# Serpa Holster_Breaking It In



## 95_alum (Apr 17, 2008)

I just bought a Blackhawk Serpa holster for my G21. The tension screw is as loose as it gets. Any suggestions on speeding up the break-in process? The holster is still a little tight.


----------



## Mike Barham (Mar 30, 2006)

Plastic holsters don't really "break in" like a leather holster. They pretty much are what they are. You might try some silicone in the holster. A good way to do this is to get a silicone-impregnated gun cleaning cloth and run it through the holster a few times.


----------



## bluehandgun (Jul 13, 2007)

speaking of plastic holsters. does anyone have a 5.11 blade-tech? how is it?


----------



## brifol6111 (May 6, 2008)

I have 2 Blackhawk Serpa's, one for a SIG 226 and another for my 1911 Kimber. The 1911 holster was tight for the first day or 2 but it loosened up as I did my refresh draws from the new holster.

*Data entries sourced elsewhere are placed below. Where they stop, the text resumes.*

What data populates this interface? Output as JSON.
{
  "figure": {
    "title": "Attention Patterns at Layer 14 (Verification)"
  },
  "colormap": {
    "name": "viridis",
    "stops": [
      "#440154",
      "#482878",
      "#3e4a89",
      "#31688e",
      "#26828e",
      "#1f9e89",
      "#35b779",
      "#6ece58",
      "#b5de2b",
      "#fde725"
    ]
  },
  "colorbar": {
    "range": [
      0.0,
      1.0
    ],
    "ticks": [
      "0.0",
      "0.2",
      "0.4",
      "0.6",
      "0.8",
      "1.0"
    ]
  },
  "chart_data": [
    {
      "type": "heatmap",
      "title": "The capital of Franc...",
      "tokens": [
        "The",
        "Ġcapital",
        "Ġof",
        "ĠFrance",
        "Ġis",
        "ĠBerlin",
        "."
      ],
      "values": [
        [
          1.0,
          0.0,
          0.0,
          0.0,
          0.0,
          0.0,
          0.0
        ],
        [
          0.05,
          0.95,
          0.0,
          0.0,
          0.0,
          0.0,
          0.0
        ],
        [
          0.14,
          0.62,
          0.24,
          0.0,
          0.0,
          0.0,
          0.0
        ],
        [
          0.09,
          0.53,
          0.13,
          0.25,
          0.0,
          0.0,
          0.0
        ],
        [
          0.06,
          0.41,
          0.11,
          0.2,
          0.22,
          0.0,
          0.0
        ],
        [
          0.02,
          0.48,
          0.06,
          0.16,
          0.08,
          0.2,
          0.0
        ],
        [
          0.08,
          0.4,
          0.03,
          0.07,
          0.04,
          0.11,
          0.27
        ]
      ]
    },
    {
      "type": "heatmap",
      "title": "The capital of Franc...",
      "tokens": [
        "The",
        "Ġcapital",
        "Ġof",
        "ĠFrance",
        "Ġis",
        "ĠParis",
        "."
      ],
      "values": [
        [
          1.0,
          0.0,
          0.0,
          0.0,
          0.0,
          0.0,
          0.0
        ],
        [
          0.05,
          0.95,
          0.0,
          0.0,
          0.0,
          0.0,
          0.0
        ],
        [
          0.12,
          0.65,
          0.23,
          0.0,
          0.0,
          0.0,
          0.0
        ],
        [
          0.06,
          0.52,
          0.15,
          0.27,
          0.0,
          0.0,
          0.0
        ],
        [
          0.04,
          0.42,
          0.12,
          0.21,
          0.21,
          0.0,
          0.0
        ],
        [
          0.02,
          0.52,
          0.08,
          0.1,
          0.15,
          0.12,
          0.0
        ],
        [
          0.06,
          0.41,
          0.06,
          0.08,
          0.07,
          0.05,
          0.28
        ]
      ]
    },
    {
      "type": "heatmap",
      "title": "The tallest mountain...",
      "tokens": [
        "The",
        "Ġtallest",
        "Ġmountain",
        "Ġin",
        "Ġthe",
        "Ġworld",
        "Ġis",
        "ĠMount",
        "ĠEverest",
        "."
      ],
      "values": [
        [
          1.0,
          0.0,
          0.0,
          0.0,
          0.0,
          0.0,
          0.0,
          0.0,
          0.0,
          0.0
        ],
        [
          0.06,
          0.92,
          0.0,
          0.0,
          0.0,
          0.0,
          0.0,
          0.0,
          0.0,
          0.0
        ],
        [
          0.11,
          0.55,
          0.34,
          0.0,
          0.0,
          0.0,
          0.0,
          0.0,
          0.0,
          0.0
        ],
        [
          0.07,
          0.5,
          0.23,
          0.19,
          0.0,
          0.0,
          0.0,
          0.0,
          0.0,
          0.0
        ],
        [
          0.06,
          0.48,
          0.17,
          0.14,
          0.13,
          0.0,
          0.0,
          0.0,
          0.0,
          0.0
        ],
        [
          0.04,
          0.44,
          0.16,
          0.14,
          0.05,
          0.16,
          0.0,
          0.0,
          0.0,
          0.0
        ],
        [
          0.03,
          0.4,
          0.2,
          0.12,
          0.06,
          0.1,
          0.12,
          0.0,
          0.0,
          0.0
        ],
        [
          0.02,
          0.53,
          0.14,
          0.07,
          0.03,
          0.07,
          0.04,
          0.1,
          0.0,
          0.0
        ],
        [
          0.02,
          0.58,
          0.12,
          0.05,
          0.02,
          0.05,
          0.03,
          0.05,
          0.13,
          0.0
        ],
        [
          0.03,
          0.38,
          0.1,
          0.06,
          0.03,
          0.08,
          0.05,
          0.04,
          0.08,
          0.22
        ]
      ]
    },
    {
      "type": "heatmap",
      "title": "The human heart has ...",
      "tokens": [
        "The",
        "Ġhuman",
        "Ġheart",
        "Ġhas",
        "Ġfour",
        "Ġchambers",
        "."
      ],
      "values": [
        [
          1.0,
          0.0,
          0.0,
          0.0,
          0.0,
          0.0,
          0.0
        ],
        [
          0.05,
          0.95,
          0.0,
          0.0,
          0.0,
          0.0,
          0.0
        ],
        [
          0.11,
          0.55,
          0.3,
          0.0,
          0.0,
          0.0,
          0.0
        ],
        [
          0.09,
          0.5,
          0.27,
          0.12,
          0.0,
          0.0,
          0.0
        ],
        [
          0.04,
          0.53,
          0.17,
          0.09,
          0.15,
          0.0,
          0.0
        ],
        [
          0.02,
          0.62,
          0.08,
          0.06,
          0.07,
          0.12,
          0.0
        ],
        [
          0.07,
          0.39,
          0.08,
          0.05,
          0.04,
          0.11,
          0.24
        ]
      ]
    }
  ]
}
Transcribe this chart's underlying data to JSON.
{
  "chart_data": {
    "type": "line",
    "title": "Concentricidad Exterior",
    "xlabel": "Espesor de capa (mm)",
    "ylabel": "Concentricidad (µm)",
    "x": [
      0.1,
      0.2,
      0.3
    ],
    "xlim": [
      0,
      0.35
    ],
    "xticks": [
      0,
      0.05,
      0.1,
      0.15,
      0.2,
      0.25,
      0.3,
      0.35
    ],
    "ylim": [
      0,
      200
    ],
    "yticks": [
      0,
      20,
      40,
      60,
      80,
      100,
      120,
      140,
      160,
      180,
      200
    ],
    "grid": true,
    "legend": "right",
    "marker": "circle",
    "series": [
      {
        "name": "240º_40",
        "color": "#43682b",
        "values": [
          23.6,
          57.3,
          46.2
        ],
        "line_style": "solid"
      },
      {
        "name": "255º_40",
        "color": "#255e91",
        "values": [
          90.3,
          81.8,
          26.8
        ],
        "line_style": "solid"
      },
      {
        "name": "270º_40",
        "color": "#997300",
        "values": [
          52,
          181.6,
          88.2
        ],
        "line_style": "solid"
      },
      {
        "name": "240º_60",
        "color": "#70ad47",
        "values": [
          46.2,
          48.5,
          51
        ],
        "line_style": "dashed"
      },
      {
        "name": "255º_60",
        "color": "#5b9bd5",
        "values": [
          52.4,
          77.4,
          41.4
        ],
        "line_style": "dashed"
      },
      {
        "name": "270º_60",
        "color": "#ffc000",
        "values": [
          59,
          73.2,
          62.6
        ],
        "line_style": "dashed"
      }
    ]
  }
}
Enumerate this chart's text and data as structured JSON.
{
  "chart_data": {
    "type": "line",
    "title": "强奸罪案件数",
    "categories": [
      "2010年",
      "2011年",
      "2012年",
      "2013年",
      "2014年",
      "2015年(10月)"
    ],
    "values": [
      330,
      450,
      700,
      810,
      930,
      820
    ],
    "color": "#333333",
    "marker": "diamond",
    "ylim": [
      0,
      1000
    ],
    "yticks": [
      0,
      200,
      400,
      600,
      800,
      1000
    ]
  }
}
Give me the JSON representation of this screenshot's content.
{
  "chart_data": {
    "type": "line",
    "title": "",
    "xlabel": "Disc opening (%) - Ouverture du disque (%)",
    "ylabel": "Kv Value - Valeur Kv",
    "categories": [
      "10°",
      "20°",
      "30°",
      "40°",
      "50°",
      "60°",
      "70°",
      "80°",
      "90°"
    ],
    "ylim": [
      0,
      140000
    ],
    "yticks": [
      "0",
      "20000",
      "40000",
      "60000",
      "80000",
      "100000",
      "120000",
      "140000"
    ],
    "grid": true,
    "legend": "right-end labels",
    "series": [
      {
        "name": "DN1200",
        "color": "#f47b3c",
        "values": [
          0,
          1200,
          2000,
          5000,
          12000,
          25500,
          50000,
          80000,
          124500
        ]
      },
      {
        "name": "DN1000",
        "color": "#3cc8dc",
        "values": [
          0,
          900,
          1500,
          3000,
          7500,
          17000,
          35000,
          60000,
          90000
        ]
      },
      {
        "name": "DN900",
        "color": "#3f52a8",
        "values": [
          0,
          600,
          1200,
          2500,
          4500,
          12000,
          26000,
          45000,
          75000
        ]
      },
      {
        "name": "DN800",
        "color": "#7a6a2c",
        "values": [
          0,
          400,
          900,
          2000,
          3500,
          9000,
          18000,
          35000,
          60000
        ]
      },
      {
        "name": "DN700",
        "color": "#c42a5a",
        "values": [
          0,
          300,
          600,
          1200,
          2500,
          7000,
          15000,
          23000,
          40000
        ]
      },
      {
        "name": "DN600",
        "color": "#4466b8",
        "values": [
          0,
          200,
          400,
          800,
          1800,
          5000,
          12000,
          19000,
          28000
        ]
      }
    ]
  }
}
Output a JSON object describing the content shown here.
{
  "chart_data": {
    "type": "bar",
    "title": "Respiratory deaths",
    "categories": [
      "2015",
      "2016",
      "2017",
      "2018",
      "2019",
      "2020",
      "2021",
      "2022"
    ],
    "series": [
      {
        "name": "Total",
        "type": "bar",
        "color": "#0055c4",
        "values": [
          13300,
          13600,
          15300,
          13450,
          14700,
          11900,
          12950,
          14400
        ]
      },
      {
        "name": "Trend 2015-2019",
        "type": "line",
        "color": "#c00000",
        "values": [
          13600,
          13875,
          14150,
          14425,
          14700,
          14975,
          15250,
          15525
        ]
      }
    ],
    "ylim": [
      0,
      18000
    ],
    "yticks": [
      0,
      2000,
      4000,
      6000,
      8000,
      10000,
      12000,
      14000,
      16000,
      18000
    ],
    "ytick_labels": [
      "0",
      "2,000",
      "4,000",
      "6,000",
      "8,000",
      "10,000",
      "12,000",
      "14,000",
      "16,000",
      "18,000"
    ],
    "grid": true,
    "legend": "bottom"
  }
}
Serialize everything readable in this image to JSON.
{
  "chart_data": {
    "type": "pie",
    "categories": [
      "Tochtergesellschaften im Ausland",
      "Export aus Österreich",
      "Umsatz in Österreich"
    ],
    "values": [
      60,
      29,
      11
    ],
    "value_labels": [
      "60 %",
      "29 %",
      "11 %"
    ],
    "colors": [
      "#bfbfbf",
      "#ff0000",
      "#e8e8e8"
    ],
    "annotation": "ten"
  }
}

If you keep working at it, it should clean up and run smooth.


----------



## Mike Barham (Mar 30, 2006)

These Serpas must have a lot of molding flashes in them, which need to wear away. The one I took to Afghanistan was fine, though.


----------



## submoa (Dec 16, 2007)

Check to make sure you have the right Serpa for the G21. G21 is a lot thicker than other Glocks.


----------



## 95_alum (Apr 17, 2008)

Okay, I'll try the silicone-impregnated gun cleaning cloth this weekend. Thanks for the input all.


----------